19 reviews2 followers
November 25, 2013
I have to admit that I wasn't excited about the methodology of Jeffrey's system. I've always used natural deduction systems (mostly Forbes) to check validity of arguments. The biggest problem was that you could show validity but harder to show invalidity. With Jeffrey's use of trees you can quickly show an argument to be valid or invalid and also quickly create a counterexample. Using this method takes some getting used to for one who is used to the scores of rules and sequents needed needed for a robust natural deduction system, but it greatly simplifies things by stripping all of these away except for a handful of very easy to learn rules.

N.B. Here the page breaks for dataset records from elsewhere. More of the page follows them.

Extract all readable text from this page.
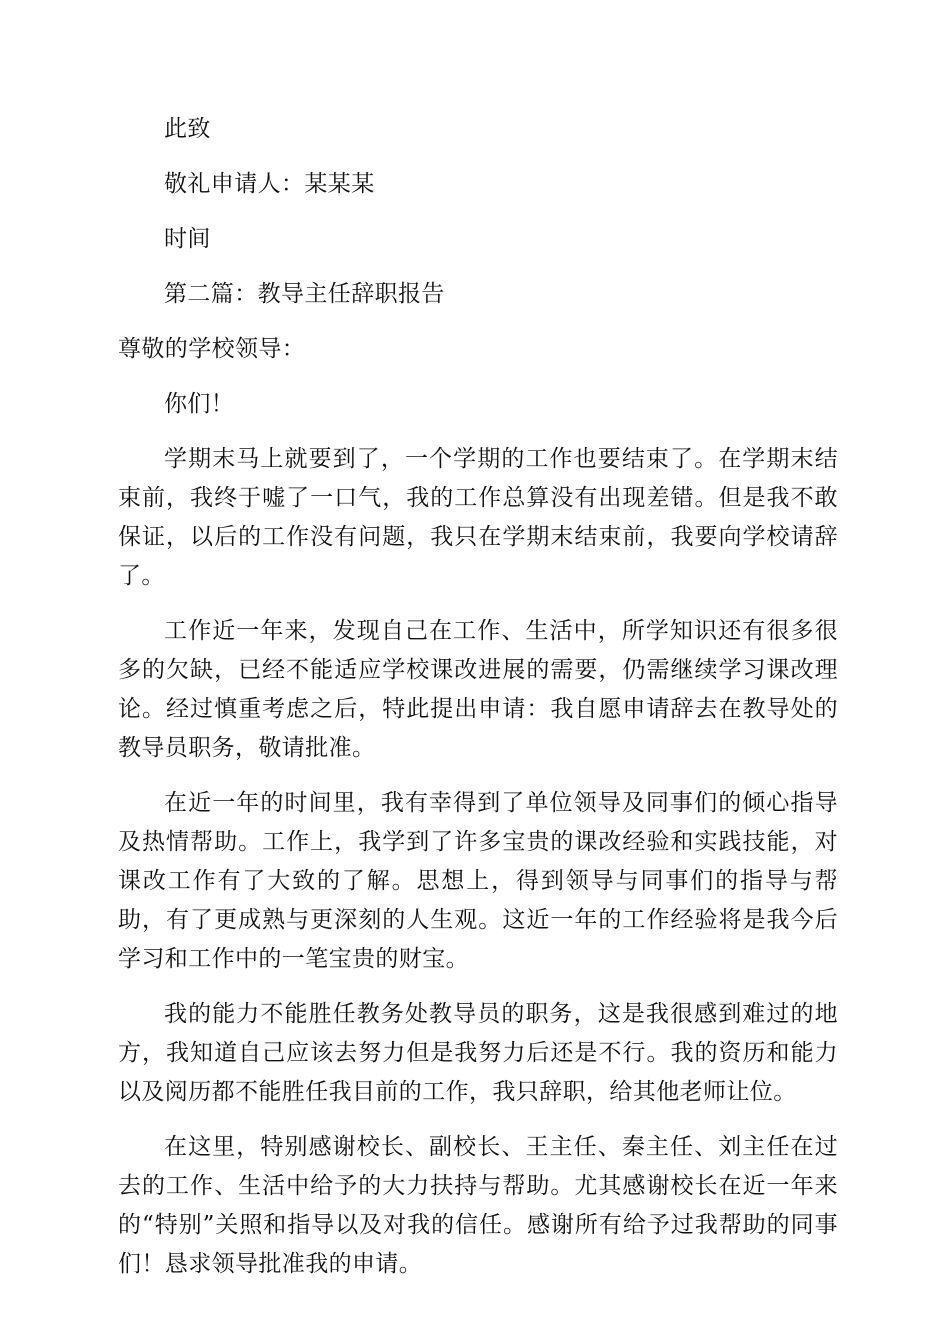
此致

敬礼申请人：某某某

时间

第二篇：教导主任辞职报告

尊敬的学校领导：

你们！

学期末马上就要到了，一个学期的工作也要结束了。在学期末结束前，我终于嘘了一口气，我的工作总算没有出现差错。但是我不敢保证，以后的工作没有问题，我只在学期末结束前，我要向学校请辞了。

工作近一年来，发现自己在工作、生活中，所学知识还有很多很多的欠缺，已经不能适应学校课改进展的需要，仍需继续学习课改理论。经过慎重考虑之后，特此提出申请：我自愿申请辞去在教导处的教导员职务，敬请批准。

在近一年的时间里，我有幸得到了单位领导及同事们的倾心指导及热情帮助。工作上，我学到了许多宝贵的课改经验和实践技能，对课改工作有了大致的了解。思想上，得到领导与同事们的指导与帮助，有了更成熟与更深刻的人生观。这近一年的工作经验将是我今后学习和工作中的一笔宝贵的财宝。

我的能力不能胜任教务处教导员的职务，这是我很感到难过的地方，我知道自己应该去努力但是我努力后还是不行。我的资历和能力以及阅历都不能胜任我目前的工作，我只辞职，给其他老师让位。

在这里，特别感谢校长、副校长、王主任、秦主任、刘主任在过去的工作、生活中给予的大力扶持与帮助。尤其感谢校长在近一年来的“特别”关照和指导以及对我的信任。感谢所有给予过我帮助的同事们！恳求领导批准我的申请。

The hardest things wasn't mastering it, but learning to trust the results. For a while I would do a proof and then check it with either a truth table or a natural deduction argument. After a while this goes away and even very complex arguments can quickly be checked.
17 reviews2 followers
July 26, 2009
I took logic before this book became the textbook for symbolic logic at vcu. I have to say, I did not like the LPL text, and from what I read of this, it was overly technical for an introductory logic course. There are other textbooks in Logic that effectively explain the same inference rules, laws, definitions, and concepts just as well, whilst avoiding over technicality *when it is unnecessary*. Sometime I get the hunch that Logician-text-book-writers are either sincerely writing the logic texts with a view that it is overly easy, and hence they fail to see the difficulty it can be for incoming logic students, or else they are insecure about their field. Actually, I don't know what the fuck I think about this book.
Profile Image for Chauncey.
12 reviews
Currently reading
August 17, 2007
This book is interesting because it introduces and makes extensive use of "truth trees." These devices are really easy to understand and use. They allow one to check for validity and invalidity at once. So they are like truth tables. However, unlike truth tables, truth trees are adequate for checking arguments involving quantifiers. Another virtue of the trees is that they allow easy demonstrations of completeness and soundness. Thus, the book is able to get very, very far in a short space. It's like 150 pages and it gets to Godel's incompleteness results. I don't think this would be a good text for a standard symbolic logic course.
Profile Image for Amber.
71 reviews12 followers
January 27, 2014
Compared to other logic texts I have read, this one is horrifying. It's miserable at best if used as intended as an introductory text.

It would be okay for people already very familiar with logic concepts, and only as a refresher. In the first chapter, I struggled trying to understand his points despite this being my third class on the subject. I had never heard of truth trees before reading this for a logic class, and I had to use outside sources just to get a semblance of what he was talking about.

I highly recommend Discrete Mathematics with Applications by Susanna Epp over this for the beginner, although I don't think she covers truth trees.